In an unscripted whiteboard session after the recording, Reich sketched a radical reinterpretation of archaic human relationships. The standard model holds that Neanderthals and Denisovans are sister lineages, both splitting from modern humans 700,000–800,000 years ago. But this creates puzzles: Neanderthals share mitochondrial DNA and Y chromosomes with modern humans (common ancestor ~300,000–450,000 years ago), not with Denisovans. They also share Middle Paleolithic (Levallois) stone tool technology with modern humans and early anatomically modern Africans, but not with Denisovans in East Asia.

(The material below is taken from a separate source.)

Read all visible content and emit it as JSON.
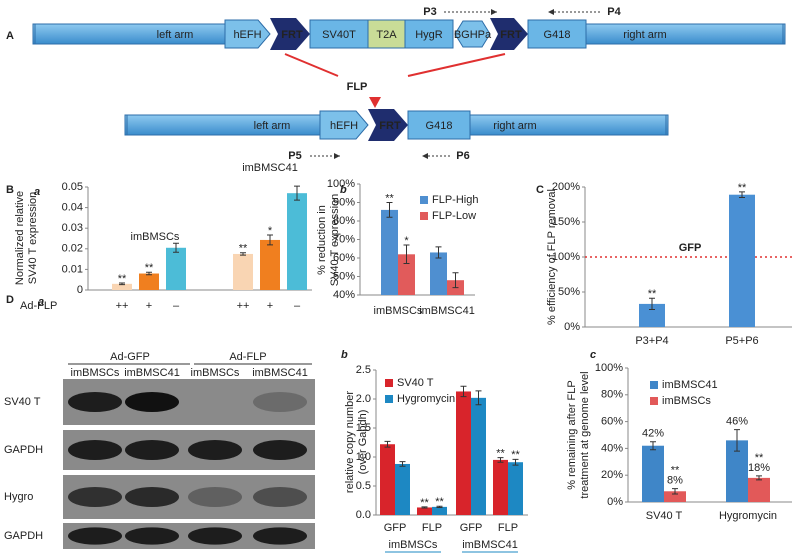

Reich proposes that a population in the Caucasus or Northeast Africa invented Levallois technology and Middle Stone Age culture around 300,000–400,000 years ago. This group expanded in two directions. Moving into Europe, they mixed with local archaics (proto-Neanderthals), and because the groups were only ~400,000 years diverged, gene flow was relatively permissive. The pioneers were swamped by local archaic DNA—ending up 95% archaic, 5% modern—but retained their cultural toolkit and, crucially, their mitochondrial and Y chromosome lineages (perhaps through matrilineal or patrilineal social structures). This would produce «Neanderthals»: genetically mostly archaic, but culturally and in some genetic elements, modern.
Simultaneously, the same population expanded into Africa, mixing with a deeply diverged archaic African lineage (~1.5 million years separation). Here, greater genetic incompatibility limited gene flow to ~20%, producing the ancestors of all living humans. If true, this model unifies the Middle Stone Age Revolution in Africa and the Middle Paleolithic in Europe as a single event, explains the mitochondrial and Y chromosome anomalies, and repositions Neanderthals as cousins rather than distant relatives. Reich stresses this is speculative—«probably wrong»—but argues it is more parsimonious than the current model, which has accreted epicycles to accommodate contradictory data.